In her 2007 book “Counting the Dead,” Winifred Tate interviewed human rights activists and military officers in an effort to catalog their respective motives and ideals. In her chapter “Solidarity with Our Class Brothers,” Tate argues that the human rights frameworks utilized by early Colombian NGOs were based on class solidarity and integrated into leftist teachings. The first Colombian NGOs stemmed from left-wing guerrilla groups during the 1960s and ‘70s and were organized by “militantes” who, despite their radical titles, participated in a variety of grassroots services including social and political work, education and political propaganda. In interviews, left-wing leaders explained to Tate that their actions were motivated not by hatred of the military, but rather by leftist teachings regarding class solidarity, or “sharing what I have with my class brother.” Despite these motives, the officers whom Tate interviewed overwhelmingly spoke of a “politically motivated war against them” waged by leftist human rights groups. In response, the Colombian military has worked to incorporate human rights rhetoric into military doctrine in an attempt to portray itself as a victim — rather than a perpetrator — of human rights abuses.
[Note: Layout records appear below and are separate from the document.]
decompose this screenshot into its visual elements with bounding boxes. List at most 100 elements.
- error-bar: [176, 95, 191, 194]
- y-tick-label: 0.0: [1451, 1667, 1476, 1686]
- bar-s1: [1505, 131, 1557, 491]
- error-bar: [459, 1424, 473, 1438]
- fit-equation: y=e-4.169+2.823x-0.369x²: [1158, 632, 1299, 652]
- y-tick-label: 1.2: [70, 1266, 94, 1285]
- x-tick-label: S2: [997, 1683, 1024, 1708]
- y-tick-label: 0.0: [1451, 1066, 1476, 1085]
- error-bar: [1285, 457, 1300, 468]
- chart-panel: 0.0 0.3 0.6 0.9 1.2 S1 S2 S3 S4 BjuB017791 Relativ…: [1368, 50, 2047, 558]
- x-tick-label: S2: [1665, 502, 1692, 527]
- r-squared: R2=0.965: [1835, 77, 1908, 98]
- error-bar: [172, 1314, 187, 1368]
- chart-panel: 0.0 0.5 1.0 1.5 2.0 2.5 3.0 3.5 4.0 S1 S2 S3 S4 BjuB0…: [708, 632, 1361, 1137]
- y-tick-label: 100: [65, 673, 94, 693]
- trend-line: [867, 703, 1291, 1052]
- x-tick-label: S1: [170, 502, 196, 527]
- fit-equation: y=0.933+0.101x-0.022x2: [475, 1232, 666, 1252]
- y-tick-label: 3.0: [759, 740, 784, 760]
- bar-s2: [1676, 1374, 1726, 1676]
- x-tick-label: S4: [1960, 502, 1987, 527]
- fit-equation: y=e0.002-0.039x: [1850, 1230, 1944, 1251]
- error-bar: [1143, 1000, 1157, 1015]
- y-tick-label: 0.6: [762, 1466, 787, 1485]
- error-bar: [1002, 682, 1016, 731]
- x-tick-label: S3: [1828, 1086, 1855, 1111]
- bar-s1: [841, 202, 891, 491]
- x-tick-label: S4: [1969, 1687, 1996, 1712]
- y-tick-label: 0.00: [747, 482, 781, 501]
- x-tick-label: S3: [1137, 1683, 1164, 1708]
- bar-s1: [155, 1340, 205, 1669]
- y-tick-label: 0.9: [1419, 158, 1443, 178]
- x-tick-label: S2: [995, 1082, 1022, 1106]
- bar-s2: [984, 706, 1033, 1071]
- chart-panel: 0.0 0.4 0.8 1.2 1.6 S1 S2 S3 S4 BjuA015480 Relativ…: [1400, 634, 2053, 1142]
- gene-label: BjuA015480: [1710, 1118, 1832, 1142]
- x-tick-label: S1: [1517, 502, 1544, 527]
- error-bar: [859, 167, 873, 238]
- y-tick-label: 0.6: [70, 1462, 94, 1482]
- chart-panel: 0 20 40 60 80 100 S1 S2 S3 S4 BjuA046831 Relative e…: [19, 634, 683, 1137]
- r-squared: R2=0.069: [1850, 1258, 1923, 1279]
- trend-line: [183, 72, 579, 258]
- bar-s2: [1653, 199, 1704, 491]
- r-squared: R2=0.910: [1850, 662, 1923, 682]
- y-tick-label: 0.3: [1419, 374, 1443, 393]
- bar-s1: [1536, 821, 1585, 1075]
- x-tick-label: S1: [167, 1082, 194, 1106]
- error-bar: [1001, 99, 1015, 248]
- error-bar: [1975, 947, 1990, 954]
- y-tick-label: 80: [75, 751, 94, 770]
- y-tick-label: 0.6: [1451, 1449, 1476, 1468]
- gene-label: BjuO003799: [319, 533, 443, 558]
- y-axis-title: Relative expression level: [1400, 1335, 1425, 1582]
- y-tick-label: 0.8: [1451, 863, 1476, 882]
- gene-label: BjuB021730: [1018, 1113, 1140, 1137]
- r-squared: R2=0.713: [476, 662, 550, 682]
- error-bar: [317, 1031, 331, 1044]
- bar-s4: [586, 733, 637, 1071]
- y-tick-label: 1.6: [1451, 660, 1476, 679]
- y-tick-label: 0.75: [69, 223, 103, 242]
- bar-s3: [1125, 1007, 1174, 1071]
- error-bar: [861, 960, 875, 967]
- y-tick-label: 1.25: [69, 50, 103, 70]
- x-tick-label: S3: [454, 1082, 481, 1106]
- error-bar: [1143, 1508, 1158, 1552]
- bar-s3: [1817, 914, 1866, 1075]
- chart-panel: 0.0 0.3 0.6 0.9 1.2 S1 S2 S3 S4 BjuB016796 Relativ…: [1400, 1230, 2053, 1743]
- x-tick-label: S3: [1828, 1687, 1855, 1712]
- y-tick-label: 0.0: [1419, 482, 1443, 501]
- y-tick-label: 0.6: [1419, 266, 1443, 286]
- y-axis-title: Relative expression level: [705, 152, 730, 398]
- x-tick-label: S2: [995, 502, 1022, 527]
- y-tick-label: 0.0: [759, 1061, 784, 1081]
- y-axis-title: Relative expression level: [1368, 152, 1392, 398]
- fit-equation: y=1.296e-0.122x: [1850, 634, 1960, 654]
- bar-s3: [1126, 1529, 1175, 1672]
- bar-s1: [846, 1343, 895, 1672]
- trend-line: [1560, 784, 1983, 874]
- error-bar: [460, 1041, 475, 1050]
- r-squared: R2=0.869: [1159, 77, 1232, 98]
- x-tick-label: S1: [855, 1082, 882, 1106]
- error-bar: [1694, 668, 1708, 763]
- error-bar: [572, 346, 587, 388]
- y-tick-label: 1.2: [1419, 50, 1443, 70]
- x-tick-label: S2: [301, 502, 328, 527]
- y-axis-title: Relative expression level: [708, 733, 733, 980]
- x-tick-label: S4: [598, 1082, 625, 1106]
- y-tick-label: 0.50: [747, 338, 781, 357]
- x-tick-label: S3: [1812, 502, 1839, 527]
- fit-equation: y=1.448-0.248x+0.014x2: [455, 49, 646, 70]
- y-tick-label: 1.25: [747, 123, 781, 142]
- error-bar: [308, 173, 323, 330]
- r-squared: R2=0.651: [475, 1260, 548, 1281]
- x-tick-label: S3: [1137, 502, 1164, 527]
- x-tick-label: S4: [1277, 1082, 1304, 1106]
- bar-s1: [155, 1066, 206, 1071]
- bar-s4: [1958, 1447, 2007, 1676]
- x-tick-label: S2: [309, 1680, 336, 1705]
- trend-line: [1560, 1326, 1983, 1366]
The prevalence of these beliefs indicate that military officers misunderstand the true motives of human rights NGOs. Colombian leftists motivated by class solidarity would likely empathize with many military officers’ predicaments, as many officers come from working-class backgrounds and would therefore be considered their “class brothers,” according to Tate. If the military understood human rights NGOs’ motives, tension between these groups would diminish. As the aftermath of the FARC peace treaty has demonstrated, legal agreements alone will not prevent civil violence in Colombia. Dialogue is necessary for both parties to empathize with one another, as empathy and solidarity — rather than toothless legal treaties — are what will lead to peace between the Colombian military and left-wing activists.